§10.3 Experiment van Guthrie

De psycholoog Guthrie is een denker die past bij het sociaal-constructivisme, zoals je kunt lezen in het lesboek in §10.3. Hij bekeek ongelijkheid tussen twee groepen meisjes: de groep sociale meisjes werden beter behandeld dan de groep verlegen meisjes. Guthrie dacht dat deze ongelijkheid komt door hoe mensen denken en betekenis geven hieraan. Daarom probeerde hij het imago van de groep verlegen meisjes te verbeteren, door ze te behandelen als sociale meisjes behandeld werden.

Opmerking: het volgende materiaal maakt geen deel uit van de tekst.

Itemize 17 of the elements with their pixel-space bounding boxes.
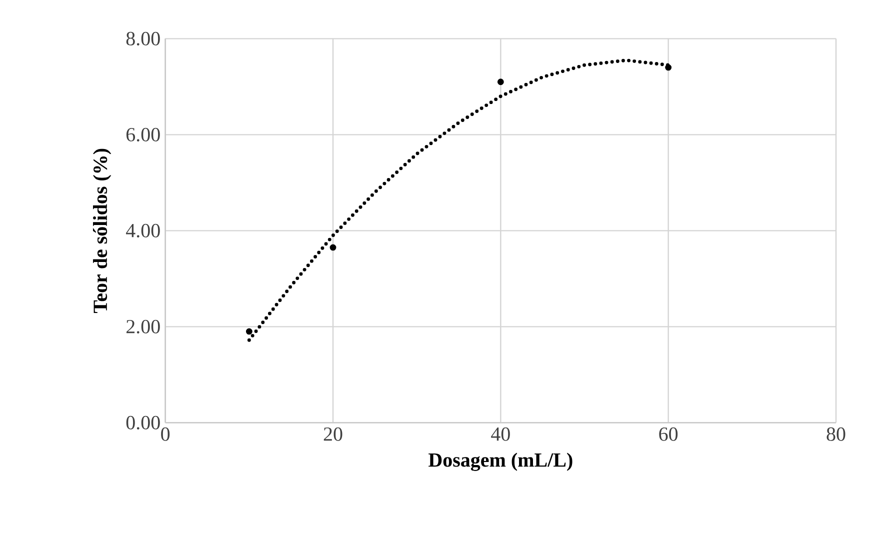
y-tick-label: 8.00	[126, 32, 160, 46]
point	[246, 328, 252, 335]
point	[665, 64, 672, 71]
y-tick-label: 0.00	[126, 416, 160, 430]
x-tick-label: 80	[826, 427, 846, 441]
line-series	[247, 58, 670, 342]
point	[330, 244, 336, 251]
x-tick-label: 0	[161, 427, 170, 441]
point	[497, 78, 504, 86]
y-axis-title: Teor de sólidos (%)	[92, 148, 112, 314]
x-tick-label: 60	[659, 427, 678, 441]
x-axis-title: Dosagem (mL/L)	[428, 452, 572, 471]
y-tick-label: 6.00	[126, 128, 160, 142]
y-tick-label: 2.00	[126, 320, 160, 334]
x-tick-label: 40	[491, 427, 510, 441]
y-tick-label: 4.00	[126, 224, 160, 238]
x-tick-label: 20	[324, 427, 342, 441]
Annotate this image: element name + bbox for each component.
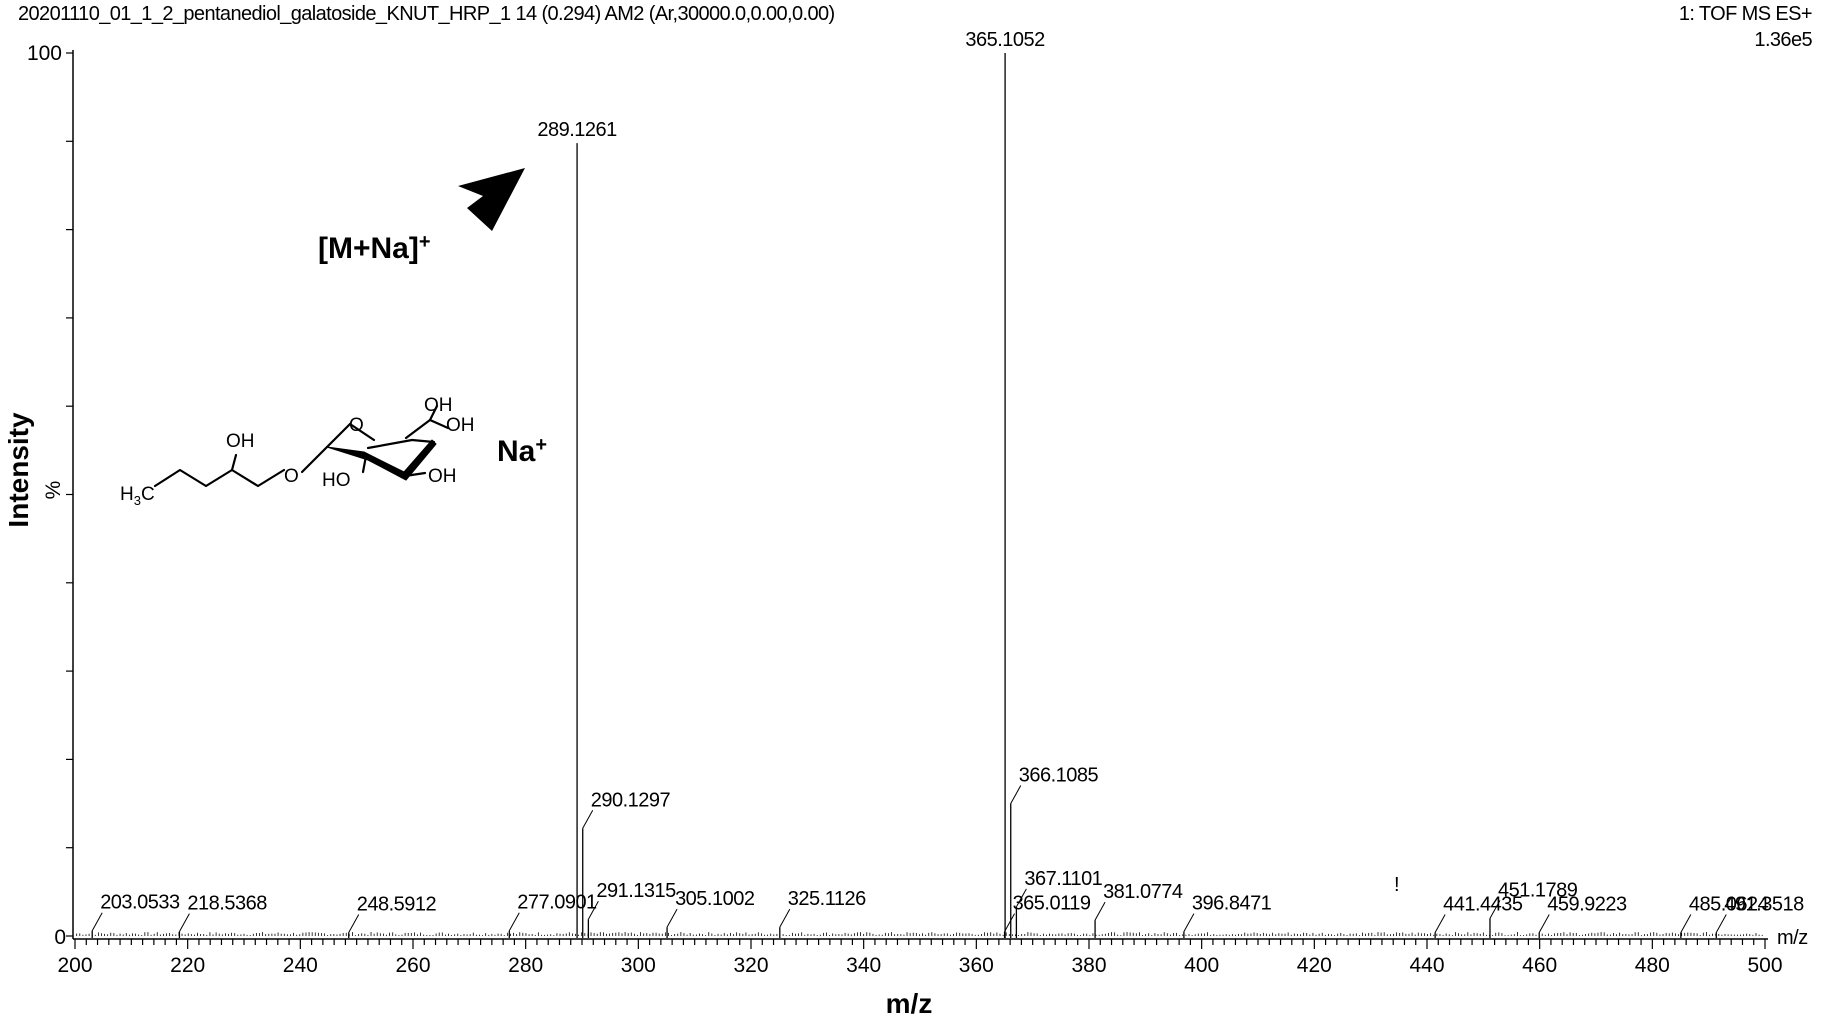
x-ticks: 200 220 240 260 280 300 320 340 360 380 400 420 440 4… — [57, 939, 1783, 977]
y-axis-title: Intensity — [3, 412, 34, 528]
peak-leader — [1489, 900, 1501, 919]
svg-text:O: O — [349, 415, 364, 436]
x-tick-label: 500 — [1747, 954, 1782, 977]
peak-sticks — [91, 53, 1717, 938]
y-tick-label-0: 0 — [54, 926, 66, 949]
peak-leader — [1004, 913, 1016, 932]
peak-label: 441.4435 — [1443, 893, 1523, 915]
x-tick-label: 200 — [57, 954, 92, 977]
peak-label: 485.0624 — [1689, 893, 1769, 915]
exclaim-marker: ! — [1394, 874, 1399, 896]
x-tick-label: 340 — [846, 954, 881, 977]
x-tick-label: 240 — [283, 954, 318, 977]
sodium-annotation: Na+ — [497, 434, 547, 468]
svg-text:OH: OH — [226, 431, 255, 452]
peak-leader — [779, 908, 791, 928]
peak-leader — [178, 913, 190, 932]
svg-text:OH: OH — [424, 395, 453, 416]
peak-label: 451.1789 — [1498, 879, 1578, 901]
ion-annotation: [M+Na]+ — [318, 231, 431, 265]
y-axis-unit: % — [42, 481, 65, 500]
peak-leader — [1538, 914, 1550, 933]
peak-label: 366.1085 — [1019, 765, 1099, 787]
x-axis-unit-small: m/z — [1777, 927, 1808, 949]
peak-leader — [666, 908, 678, 928]
x-tick-label: 480 — [1635, 954, 1670, 977]
peak-leader — [1434, 914, 1446, 933]
x-axis-title: m/z — [886, 988, 933, 1019]
x-tick-label: 280 — [508, 954, 543, 977]
x-tick-label: 380 — [1071, 954, 1106, 977]
peak-leader — [1715, 914, 1727, 933]
peak-leader — [1010, 785, 1022, 804]
svg-text:OH: OH — [428, 466, 457, 487]
svg-text:OH: OH — [446, 415, 475, 436]
molecule-labels: H3C OH O O OH OH HO OH — [120, 395, 475, 508]
scan-mode: 1: TOF MS ES+ — [1679, 3, 1812, 25]
x-tick-label: 460 — [1522, 954, 1557, 977]
svg-text:H3C: H3C — [120, 484, 155, 508]
x-tick-label: 260 — [395, 954, 430, 977]
molecule-structure — [153, 404, 450, 488]
x-tick-label: 360 — [959, 954, 994, 977]
svg-text:O: O — [284, 466, 299, 487]
peak-leader — [582, 810, 594, 829]
peak-label: 291.1315 — [596, 880, 676, 902]
peak-label: 367.1101 — [1024, 868, 1102, 890]
arrow-icon — [458, 168, 525, 231]
peak-leader — [1094, 901, 1106, 921]
peak-leader — [91, 912, 103, 931]
peak-leader — [348, 914, 360, 933]
intensity-scale: 1.36e5 — [1754, 29, 1812, 51]
x-tick-label: 420 — [1297, 954, 1332, 977]
peak-label: 459.9223 — [1547, 893, 1627, 915]
x-tick-label: 320 — [733, 954, 768, 977]
x-tick-label: 440 — [1409, 954, 1444, 977]
peak-label: 325.1126 — [788, 888, 866, 910]
peak-leader — [1183, 913, 1195, 932]
svg-text:HO: HO — [322, 470, 351, 491]
peak-label: 381.0774 — [1103, 881, 1183, 903]
peak-label: 290.1297 — [591, 789, 671, 811]
y-tick-label-100: 100 — [27, 42, 62, 65]
peak-leader — [508, 912, 520, 931]
x-tick-label: 220 — [170, 954, 205, 977]
peak-label: 289.1261 — [537, 119, 617, 141]
spectrum-title: 20201110_01_1_2_pentanediol_galatoside_K… — [18, 3, 835, 25]
peak-label: 305.1002 — [675, 888, 755, 910]
x-tick-label: 300 — [621, 954, 656, 977]
peak-label: 365.0119 — [1013, 893, 1091, 915]
peak-label: 277.0901 — [517, 892, 597, 914]
peak-label: 218.5368 — [187, 893, 267, 915]
y-minor-ticks — [66, 52, 73, 937]
peak-label: 365.1052 — [965, 29, 1045, 51]
peak-label: 491.3518 — [1724, 893, 1804, 915]
baseline-noise — [76, 932, 1763, 936]
peak-leader — [1680, 914, 1692, 933]
peak-leader — [1015, 888, 1027, 908]
peak-labels: 203.0533 218.5368 248.5912 277.0901 289.1261… — [91, 29, 1805, 933]
peak-label: 203.0533 — [100, 892, 180, 914]
x-tick-label: 400 — [1184, 954, 1219, 977]
peak-label: 248.5912 — [357, 893, 437, 915]
peak-leader — [587, 900, 599, 920]
peak-label: 396.8471 — [1192, 893, 1272, 915]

Dit bleek te werken en beïnvloedde zelfs hoe anderen, die niet meededen aan het experiment, de verlegen meisjes gingen zien. De kracht hiervan werkte door na het experiment en het was dus een blijvende verandering.

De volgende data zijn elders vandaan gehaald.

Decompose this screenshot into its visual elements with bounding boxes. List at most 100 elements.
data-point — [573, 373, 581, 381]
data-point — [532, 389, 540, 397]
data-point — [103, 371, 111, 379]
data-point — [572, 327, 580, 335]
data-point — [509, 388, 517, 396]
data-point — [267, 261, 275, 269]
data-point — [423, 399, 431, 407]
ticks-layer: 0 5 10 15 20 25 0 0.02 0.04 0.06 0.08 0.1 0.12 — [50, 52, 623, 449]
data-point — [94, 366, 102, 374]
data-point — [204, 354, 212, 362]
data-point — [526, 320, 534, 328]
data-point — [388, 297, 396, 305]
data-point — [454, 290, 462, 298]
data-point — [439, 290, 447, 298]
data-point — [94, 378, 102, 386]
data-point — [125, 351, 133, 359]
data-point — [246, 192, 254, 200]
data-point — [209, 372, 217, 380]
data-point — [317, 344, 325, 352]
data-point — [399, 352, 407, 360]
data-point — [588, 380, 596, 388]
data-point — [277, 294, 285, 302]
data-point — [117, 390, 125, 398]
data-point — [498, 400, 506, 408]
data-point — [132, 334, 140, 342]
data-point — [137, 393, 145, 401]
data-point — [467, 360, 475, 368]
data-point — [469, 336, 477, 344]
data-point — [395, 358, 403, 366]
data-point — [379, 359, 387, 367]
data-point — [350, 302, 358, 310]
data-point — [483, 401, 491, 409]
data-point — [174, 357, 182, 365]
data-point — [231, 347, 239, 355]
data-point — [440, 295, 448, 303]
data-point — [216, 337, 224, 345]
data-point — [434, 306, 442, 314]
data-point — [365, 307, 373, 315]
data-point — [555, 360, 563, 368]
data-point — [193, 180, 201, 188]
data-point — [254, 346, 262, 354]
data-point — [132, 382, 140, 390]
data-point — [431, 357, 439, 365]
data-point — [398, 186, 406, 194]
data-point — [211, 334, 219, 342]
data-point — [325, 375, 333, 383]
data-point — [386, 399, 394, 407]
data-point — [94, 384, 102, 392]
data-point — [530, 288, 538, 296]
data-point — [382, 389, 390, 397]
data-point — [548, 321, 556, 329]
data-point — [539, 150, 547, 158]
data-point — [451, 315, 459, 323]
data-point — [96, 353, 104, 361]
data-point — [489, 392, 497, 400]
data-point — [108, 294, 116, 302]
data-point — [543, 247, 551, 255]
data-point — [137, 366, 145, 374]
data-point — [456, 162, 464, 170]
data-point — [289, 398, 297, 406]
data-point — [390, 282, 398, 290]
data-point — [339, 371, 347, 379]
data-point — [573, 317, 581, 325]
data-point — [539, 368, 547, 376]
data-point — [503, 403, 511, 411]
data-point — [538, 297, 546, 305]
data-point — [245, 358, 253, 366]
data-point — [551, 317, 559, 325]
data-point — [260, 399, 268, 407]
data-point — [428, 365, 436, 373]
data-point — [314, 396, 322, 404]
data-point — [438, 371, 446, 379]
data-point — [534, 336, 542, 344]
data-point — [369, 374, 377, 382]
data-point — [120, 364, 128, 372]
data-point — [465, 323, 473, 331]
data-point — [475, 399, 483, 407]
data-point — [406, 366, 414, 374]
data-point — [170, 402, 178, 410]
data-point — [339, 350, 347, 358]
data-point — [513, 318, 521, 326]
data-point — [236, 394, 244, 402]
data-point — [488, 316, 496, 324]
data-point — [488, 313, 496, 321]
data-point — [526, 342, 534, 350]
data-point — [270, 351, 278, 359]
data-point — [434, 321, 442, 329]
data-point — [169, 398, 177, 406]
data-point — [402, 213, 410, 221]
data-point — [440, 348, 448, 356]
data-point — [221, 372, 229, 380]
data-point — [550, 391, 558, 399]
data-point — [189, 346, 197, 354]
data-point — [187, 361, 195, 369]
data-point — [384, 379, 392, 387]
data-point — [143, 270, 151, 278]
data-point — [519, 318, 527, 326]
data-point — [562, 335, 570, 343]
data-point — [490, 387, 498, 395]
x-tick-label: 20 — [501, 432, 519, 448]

Guthrie hield zich veel bezig met het begrijpen van alledaags gedrag van mensen. Hij schreef hierover en deed dit vaak op een heldere manier, waardoor studenten die van hem les kregen hem goed konden begrijpen. Natuurlijk kreeg hij ook kritiek, van mensen die vonden dat hij juist te simpel redeneerde. Toch vinden velen dat zijn werk heeft bijgedragen aan het begrijpen van menselijk gedrag en hun interactie met anderen.

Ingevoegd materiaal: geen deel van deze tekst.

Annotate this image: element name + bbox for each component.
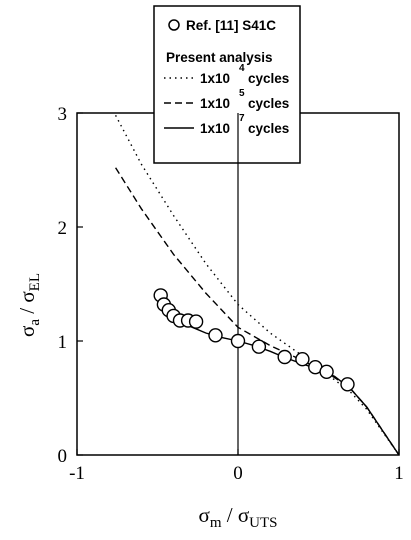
legend-entry-1e5-base: 1x10 bbox=[200, 96, 230, 111]
y-tick-label: 1 bbox=[58, 332, 68, 353]
legend-entry-1e5-exp: 5 bbox=[239, 88, 245, 99]
series-layer bbox=[114, 114, 400, 456]
legend-entry-1e7: 1x10 7 cycles bbox=[200, 113, 289, 136]
y-tick-label: 0 bbox=[58, 446, 68, 467]
svg-text:σm / σUTS: σm / σUTS bbox=[199, 503, 278, 531]
legend-marker-label: Ref. [11] S41C bbox=[186, 18, 276, 33]
legend-heading: Present analysis bbox=[166, 50, 273, 65]
y-axis-label-sub: a bbox=[27, 319, 43, 326]
x-axis-label-sep: / σ bbox=[222, 503, 250, 527]
x-tick-label: 1 bbox=[394, 463, 404, 484]
legend-entry-1e7-base: 1x10 bbox=[200, 121, 230, 136]
legend-marker-icon bbox=[168, 19, 180, 31]
y-tick-label: 3 bbox=[58, 104, 68, 125]
series-line-dashed bbox=[115, 167, 400, 456]
legend-entry-1e7-suffix: cycles bbox=[248, 121, 289, 136]
data-point-11 bbox=[295, 352, 310, 367]
legend: Ref. [11] S41C Present analysis 1x10 4 c… bbox=[153, 5, 301, 164]
data-point-8 bbox=[230, 333, 246, 349]
y-axis-label: σa / σEL bbox=[15, 273, 43, 337]
x-axis-label: σm / σUTS bbox=[199, 503, 278, 531]
data-point-6 bbox=[188, 314, 204, 329]
legend-entry-1e4: 1x10 4 cycles bbox=[200, 63, 289, 86]
data-point-13 bbox=[319, 364, 334, 379]
y-axis-label-sep: / σ bbox=[15, 291, 39, 319]
legend-entry-1e5-suffix: cycles bbox=[248, 96, 289, 111]
x-axis-label-sub: m bbox=[210, 515, 222, 531]
series-line-dotted bbox=[114, 114, 400, 456]
x-axis-label-sub2: UTS bbox=[249, 515, 277, 531]
legend-entry-1e4-suffix: cycles bbox=[248, 71, 289, 86]
data-points-layer bbox=[153, 288, 355, 392]
data-point-9 bbox=[251, 339, 267, 354]
data-point-10 bbox=[277, 349, 292, 365]
x-axis-label-main: σ bbox=[199, 503, 210, 527]
y-axis-label-sub2: EL bbox=[27, 273, 43, 291]
legend-box bbox=[153, 5, 301, 164]
data-point-14 bbox=[340, 377, 355, 392]
svg-text:σa / σEL: σa / σEL bbox=[15, 273, 43, 337]
x-tick-label: -1 bbox=[69, 463, 85, 484]
y-axis-label-main: σ bbox=[15, 326, 39, 337]
legend-entry-1e5: 1x10 5 cycles bbox=[200, 88, 289, 111]
legend-entry-1e4-base: 1x10 bbox=[200, 71, 230, 86]
data-point-7 bbox=[208, 328, 223, 343]
x-tick-label: 0 bbox=[233, 463, 243, 484]
y-tick-label: 2 bbox=[58, 218, 68, 239]
legend-entry-1e7-exp: 7 bbox=[239, 113, 245, 124]
legend-entry-1e4-exp: 4 bbox=[239, 63, 245, 74]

Een ander experiment van Guthrie was met katten. Samen met een andere wetenschapper, genaamd Horton, deed hij onderzoek naar het vermogen van katten om problemen op te lossen. Katten werden in een puzzel doos gestopt en moesten zien te ontsnappen. Veel katten hadden na één keer door hoe het werkte en konden dat herhalen. Guthrie en Horton vonden daarmee iets nieuws, wat in ging tegen een eerdere theorie van de wetenschapper Thorndike die dacht dat er herhaling nodig was om zoiets aan te leren.